Serra and Christo have both made art that killed. I think....or is that just an urban legend?
- sally mckay 4-13-2004 6:21 am


"As the work grew in size, one worker was killed by one such piece, "Joplin", and another worker lost a leg during a de-installation. The floors of the Castelli SoHo gallery collapsed under the weight of Serra's work during this period."
(paragraph 14).
I do love Serra's work. His installation at Gagosian last Summer gave me vertigo - in a good way - and I think his piece up at Storm King is an example of a sculpture working within its environment in a good way.

- selma 4-13-2004 7:01 pm [add a comment]


As someone in a bar once said, "Serra, he's that guy that kills people with statues, right?" He doesn't like to talk about those incidents any more than Christo does, but Serra often "kills" in the sense that stand-up comics use the word; Christo is more likely to suffocate the viewer.
- alex 4-13-2004 7:23 pm [add a comment]


I don't love Serra's work, but I did find myself reluctantly impressed and frightened by the Gagosian show.
- sally mckay 4-13-2004 7:58 pm [add a comment]

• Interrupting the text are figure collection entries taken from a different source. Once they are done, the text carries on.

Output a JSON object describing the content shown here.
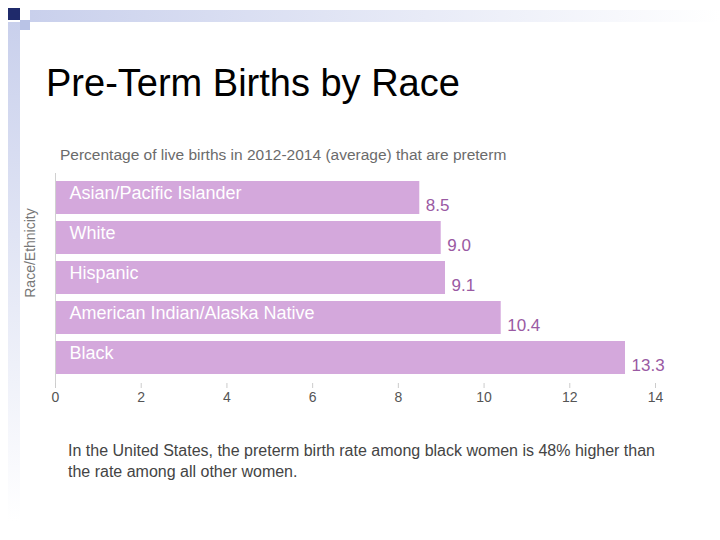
{
  "chart_data": {
    "type": "bar",
    "title": "Pre-Term Births by Race",
    "subtitle": "Percentage of live births in 2012-2014 (average) that are preterm",
    "ylabel": "Race/Ethnicity",
    "categories": [
      "Asian/Pacific Islander",
      "White",
      "Hispanic",
      "American Indian/Alaska Native",
      "Black"
    ],
    "values": [
      8.5,
      9.0,
      9.1,
      10.4,
      13.3
    ],
    "value_labels": [
      "8.5",
      "9.0",
      "9.1",
      "10.4",
      "13.3"
    ],
    "color": "#d4a8dc",
    "orientation": "horizontal",
    "data_labels": true,
    "tick_labels": "x",
    "grid": false,
    "xlim": [
      0,
      14
    ],
    "xticks": [
      0,
      2,
      4,
      6,
      8,
      10,
      12,
      14
    ],
    "annotation": "In the United States, the preterm birth rate among black women is 48% higher than the rate among all other women."
  }
}
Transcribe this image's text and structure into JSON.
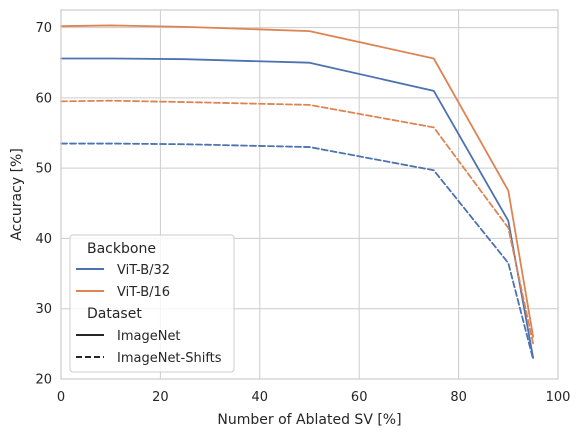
{
  "chart_data": {
    "type": "line",
    "xlabel": "Number of Ablated SV [%]",
    "ylabel": "Accuracy [%]",
    "xlim": [
      0,
      100
    ],
    "ylim": [
      20,
      72.5
    ],
    "x_ticks": [
      "0",
      "20",
      "40",
      "60",
      "80",
      "100"
    ],
    "y_ticks": [
      "20",
      "30",
      "40",
      "50",
      "60",
      "70"
    ],
    "grid": true,
    "series": [
      {
        "backbone": "ViT-B/32",
        "dataset": "ImageNet",
        "color": "#4c72b0",
        "style": "solid",
        "x": [
          0,
          10,
          25,
          50,
          75,
          90,
          95
        ],
        "y": [
          65.6,
          65.6,
          65.5,
          65.0,
          61.0,
          42.5,
          23.0
        ]
      },
      {
        "backbone": "ViT-B/32",
        "dataset": "ImageNet-Shifts",
        "color": "#4c72b0",
        "style": "dashed",
        "x": [
          0,
          10,
          25,
          50,
          75,
          90,
          95
        ],
        "y": [
          53.5,
          53.5,
          53.4,
          53.0,
          49.7,
          36.5,
          22.8
        ]
      },
      {
        "backbone": "ViT-B/16",
        "dataset": "ImageNet",
        "color": "#dd8452",
        "style": "solid",
        "x": [
          0,
          10,
          25,
          50,
          75,
          90,
          95
        ],
        "y": [
          70.2,
          70.3,
          70.1,
          69.5,
          65.6,
          46.8,
          26.0
        ]
      },
      {
        "backbone": "ViT-B/16",
        "dataset": "ImageNet-Shifts",
        "color": "#dd8452",
        "style": "dashed",
        "x": [
          0,
          10,
          25,
          50,
          75,
          90,
          95
        ],
        "y": [
          59.5,
          59.6,
          59.4,
          59.0,
          55.8,
          41.5,
          25.0
        ]
      }
    ],
    "legend": {
      "placement": "lower-left",
      "hue_title": "Backbone",
      "hue_entries": [
        {
          "label": "ViT-B/32",
          "color": "#4c72b0"
        },
        {
          "label": "ViT-B/16",
          "color": "#dd8452"
        }
      ],
      "style_title": "Dataset",
      "style_entries": [
        {
          "label": "ImageNet",
          "style": "solid"
        },
        {
          "label": "ImageNet-Shifts",
          "style": "dashed"
        }
      ]
    }
  }
}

Serra makes me want to make all art at less than 10 kilobytes.
- tom moody 4-13-2004 8:07 pm [add a comment]


"He's the enemy! It's big-dick art. A lot of money and heft; portentous, guy, masters-of-the-universe stuff." An artist friend decreed, "You have to say his sculpture killed someone," while another branded Serra "a grandiose and irrelevant asshole." (I should mention that this person saw Serra two years ago wearing a T-shirt that simply said "Fuck You.")."

- selma 4-13-2004 8:23 pm [add a comment]


Our pal Steve DiB encountered Serra when they were both involved in a Matthew Barney movie. Later he ran into him at an opening and tried to start a conversation with “we were in the same movie.” Serra looked at him, said “I know”, and turned away. But they say Mantegna was a real jerk, and 500 years later no one holds it against his art.

Saltz’s review is pretty good. I recall that our man Jim (without much contemporary art background) was impressed by Switch. It was engaging and surprising in a visceral, perceptual capacity, working on mind and body at a level that precedes interpretation. Some people will always resent too much money, too much size, and work that’s supported by both, but I think Serra is more subtle than he’s often given credit for, although he certainly represents the continuation of a great American tradition of big violent art that goes back to Abstract Expressionism. It’s easy to understand why a generation brought up on special effects movies and cosmic-scale comic books would respond.
- alex 4-13-2004 9:38 pm [add a comment]


Yes, visceral - my vertigo certainly attested to that.
I am having a hard time understanding what is violent about his work. Is it the physical weight of the work and the seeming deception of gravity? Or that it killed (but that is not the work as a complete installed piece)?
I would use the word subtle too.
I am glad you separate the man’s reputation from his art, thank you.

- selma 4-13-2004 10:08 pm [add a comment]


  • Between violent and violence there seems to be an interesting shift of emphasis between raw physical force and the social dimensions of force. Metaphorizing between the two may be at the root of some people’s animus against Serra.

    I suppose we might say “delicately balanced” about the house of card or prop pieces, which sounds pretty, but the chance of collapse is always there as an implicit violence. Then there are the pieces where he flung molten metal the way Pollock flung paint. Pollock’s exertions produced paintings that perhaps appear less “violent” than those of de Kooning or Kline, but his physical activity seems to have had more influence in the end, and hot metal is genuinely dangerous.

    All of AbEx is founded in the psycho/sexual violence of the Surrealist reading of Freud, perhaps best exemplified by Gorky. His paintings are exquisite and delicate, but also incredibly violent and painful. No surprise he was a suicide, but then so was Rothko, who represents the sublime side of AbEx, reminding us that the concept of the sublime has perhaps taken a road opposite that of violence: forgetting Burke’s notion that it is founded in “terror.”

    Chave is not exactly wrong when she says that Minimalism reveals something “usually far more attractively masked”, but some of us think the unmasking was a service, correcting an imbalance in the equation between individual neurosis and broader cultural pathology, rather than a deployment of controlling power. Certainly Serra’s power was puny in comparison to the coalition (spearheaded by a Federal judge) that destroyed the Tilted Arc. That was an act of violence.
    - alex 4-16-2004 10:24 pm [add a comment]



i could care less if he's a jerk. these things could last as long as anything on the planet. that is unless the scrap value would someday outweigh the art value. i thought the last gagosian show very much took a turn towards the feminine (if you know what i mean). some sort of strategy to quell the phallic critique.
- bill 4-14-2004 2:29 am [add a comment]


"these things could last as long as anything on the planet." ... is that a good thing or a bad thing?
- sally mckay 4-14-2004 2:56 am [add a comment]


Rust never sleeps.
- tom moody 4-14-2004 3:10 am [add a comment]


thats the beauty part, its just a thing.